Purification and characterization of a lectin-like molecule specific for galactose/N-acetyl-galactosamine from tumoricidal macrophages.

A lectin-like molecule (macrophage lectin) was purified from murine peritoneal exudate macrophages which had been induced with an antitumor streptococcal preparation, OK-432. The purified macrophage lectin from both 3H-labeled and unlabeled macrophages after rechromatography on a beta-D-galactose-Bio-Gel P-100 column gave a broad single band corresponding to 45-60 kDa on SDS-polyacrylamide gel electrophoresis (SDS-PAGE). The broadness of this band was due to high N-glycosylation of the lectin, because the lectin gave a compact band corresponding to 35 kDa on SDS-PAGE after deglycosylation. The lectin required Ca2+ for binding and showed an optimum pH of around 6. The sugar specificity of the lectin was examined by means of an inhibition assay using simple sugars and neoglycoproteins. The lectin was found to be specific for D-galactose/N-acetyl-D-galactosamine, and not inhibited with D-mannose or N-acetyl-D-glucosamine at all.
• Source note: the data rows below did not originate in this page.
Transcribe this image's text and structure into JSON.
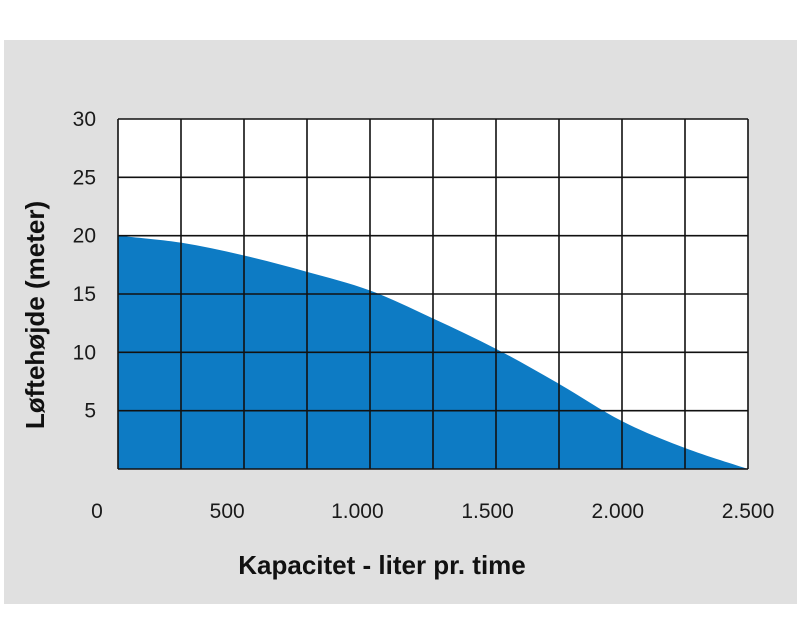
{
  "chart_data": {
    "type": "area",
    "title": "",
    "xlabel": "Kapacitet - liter pr. time",
    "ylabel": "Løftehøjde (meter)",
    "xlim": [
      0,
      2500
    ],
    "ylim": [
      0,
      30
    ],
    "x_ticks": [
      {
        "value": 0,
        "label": "0"
      },
      {
        "value": 500,
        "label": "500"
      },
      {
        "value": 1000,
        "label": "1.000"
      },
      {
        "value": 1500,
        "label": "1.500"
      },
      {
        "value": 2000,
        "label": "2.000"
      },
      {
        "value": 2500,
        "label": "2.500"
      }
    ],
    "y_ticks": [
      {
        "value": 5,
        "label": "5"
      },
      {
        "value": 10,
        "label": "10"
      },
      {
        "value": 15,
        "label": "15"
      },
      {
        "value": 20,
        "label": "20"
      },
      {
        "value": 25,
        "label": "25"
      },
      {
        "value": 30,
        "label": "30"
      }
    ],
    "grid": true,
    "grid_x_step": 250,
    "grid_y_step": 5,
    "series": [
      {
        "x": [
          0,
          250,
          500,
          750,
          1000,
          1250,
          1500,
          1750,
          2000,
          2250,
          2500
        ],
        "values": [
          20,
          19.4,
          18.3,
          16.9,
          15.3,
          12.9,
          10.3,
          7.3,
          4.1,
          1.8,
          0
        ]
      }
    ],
    "colors": {
      "fill": "#0d7bc4",
      "grid": "#111111",
      "plot_background": "#ffffff",
      "panel_background": "#e0e0e0"
    }
  }
}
The lectin was detected on the surface of OK-432-elicited and thioglycolate-elicited macrophages, but it was not detected on resident macrophages. Moreover, the binding of tumor cells to macrophages was inhibited by the addition of the purified lectin to the binding mixture. These results suggest that this lectin is expressed on the surface of activated macrophages, and that it participates in the interaction between tumoricidal macrophages and tumor cells.